Vargas was a consummate artist at politics. He climbed the political ladder through seats in the state and national legislatures to the post of federal Finance Minister and to the governorship of Rio Grande do Sul. His career then took him to the National Palace as Provisional President and as Constitutional President, and later as the dictator of his "New State." After his deposition in 1945 and a period of semiretirement, his continuing widespread popularity resulted in his successful come-back campaign in 1950 for the Presidency on the Labor Party ticket.
Vargas' contributions to Brazilian political and economic life were many and important. Taking advantage of the power which his political magic provided him, he brought Brazil from a loose confederacy of semifeudal states to a strongly centralized nation. He was a great eclectic, welding into his social, political, and economic policies what he found good in various programs. He was also a great opportunist in the sense that he adroitly took advantage of conditions and circumstances to effect his ends. He was intimately related to the revolutionary changes in Brazilian life after 1930.
Vargas, "Father of the Brazilians," attributed achievements such as these to power in his own hands. His foes, however, still feared the political wizard, and they cheered the military when it deposed him.

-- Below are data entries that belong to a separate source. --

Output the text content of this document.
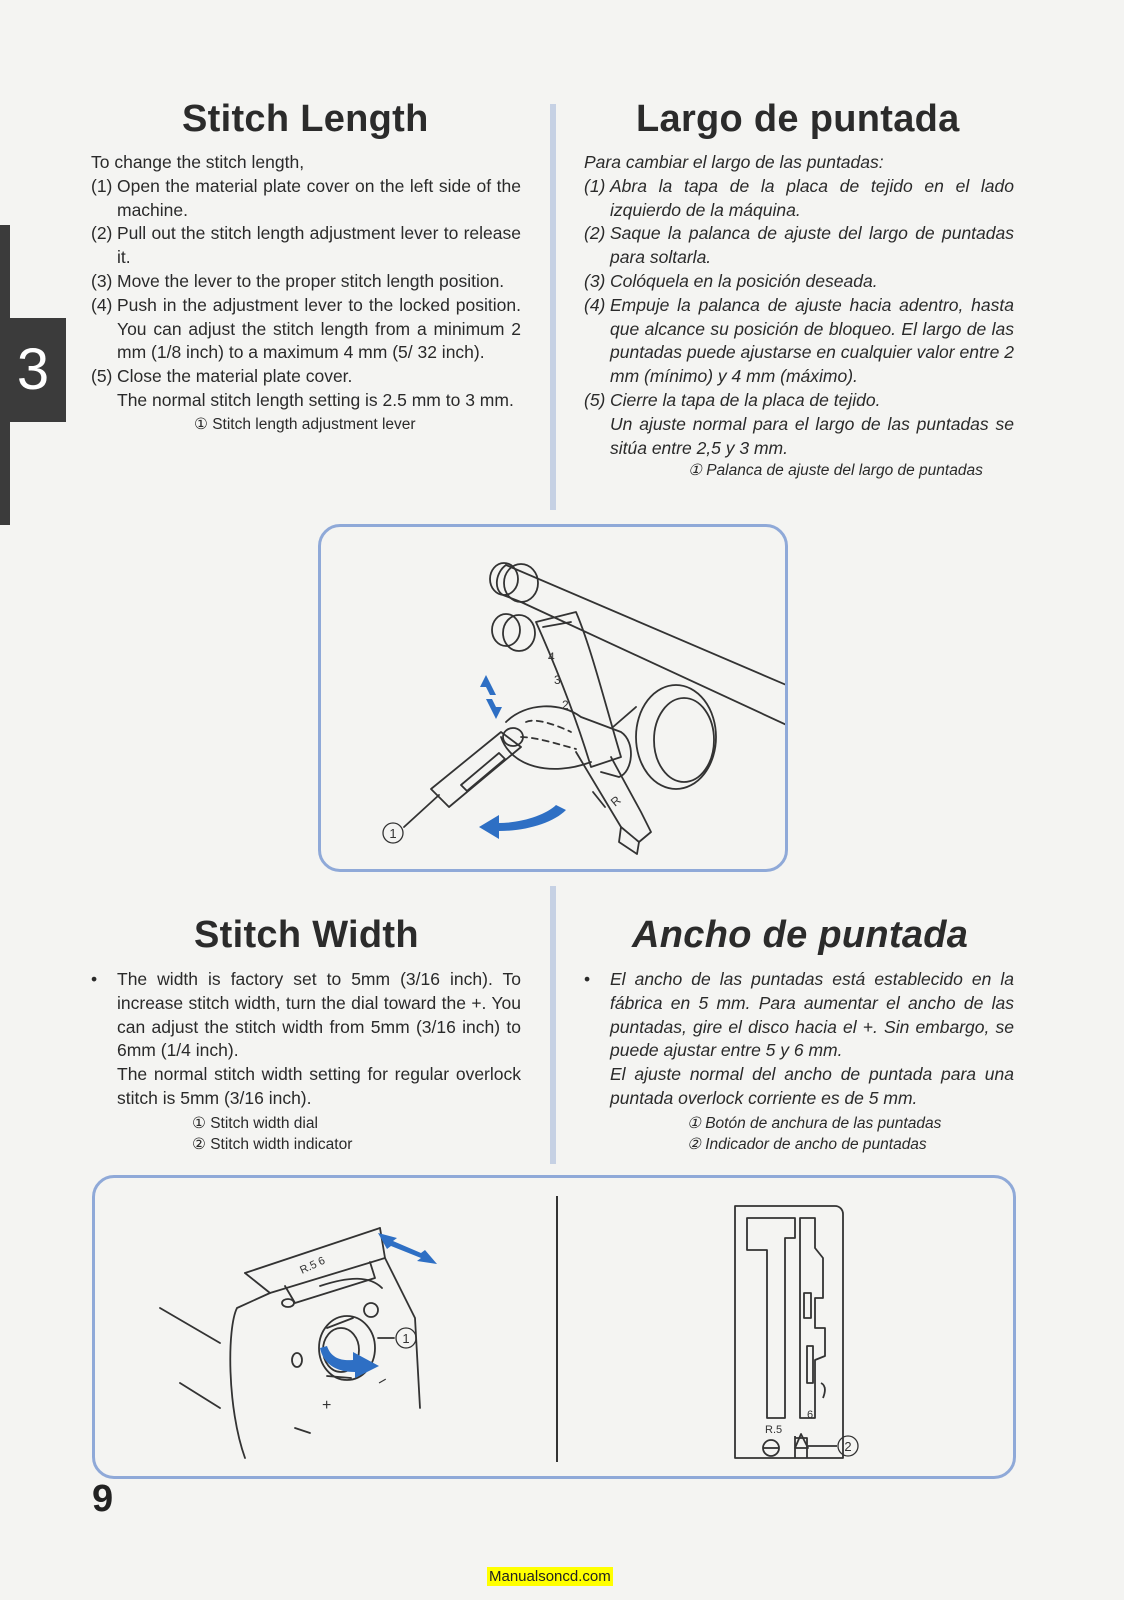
3
Stitch Length

To change the stitch length,

(1) Open the material plate cover on the left side of the machine.
(2) Pull out the stitch length adjustment lever to release it.
(3) Move the lever to the proper stitch length position.
(4) Push in the adjustment lever to the locked position. You can adjust the stitch length from a minimum 2 mm (1/8 inch) to a maximum 4 mm (5/ 32 inch).
(5) Close the material plate cover.

The normal stitch length setting is 2.5 mm to 3 mm.

① Stitch length adjustment lever

Largo de puntada

Para cambiar el largo de las puntadas:

(1) Abra la tapa de la placa de tejido en el lado izquierdo de la máquina.
(2) Saque la palanca de ajuste del largo de puntadas para soltarla.
(3) Colóquela en la posición deseada.
(4) Empuje la palanca de ajuste hacia adentro, hasta que alcance su posición de bloqueo. El largo de las puntadas puede ajustarse en cualquier valor entre 2 mm (mínimo) y 4 mm (máximo).
(5) Cierre la tapa de la placa de tejido.

Un ajuste normal para el largo de las puntadas se sitúa entre 2,5 y 3 mm.

① Palanca de ajuste del largo de puntadas

4
3
2
R
1
Stitch Width
•	The width is factory set to 5mm (3/16 inch). To increase stitch width, turn the dial toward the +. You can adjust the stitch width from 5mm (3/16 inch) to 6mm (1/4 inch).
The normal stitch width setting for regular overlock stitch is 5mm (3/16 inch).

① Stitch width dial

② Stitch width indicator

Ancho de puntada
•	El ancho de las puntadas está establecido en la fábrica en 5 mm. Para aumentar el ancho de las puntadas, gire el disco hacia el +. Sin embargo, se puede ajustar entre 5 y 6 mm.
El ajuste normal del ancho de puntada para una puntada overlock corriente es de 5 mm.

① Botón de anchura de las puntadas

② Indicador de ancho de puntadas

R.5 6
+
−
1
6
R.5
2
9
Manualsoncd.com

After his return, "on the arms of the people," Vargas saw that the armed forces were determined to repeat history, and in 1954 he chose another path—suicide.
All of these exciting events are related in John W. F. Dulles's Vargas of Brazil: A Political Biography. Despite its emphasis on Vargas the politician and statesman, the reader comes to know Vargas the man.
For this portrait of Vargas and of Brazil the author has drawn much material from State Department papers in the National Archives and from other public sources, and from interviews with numerous persons who were participants in the events he describes or observers of them. The result is an interesting, revealing, valid account of an important people. Many illustrations supplement the text.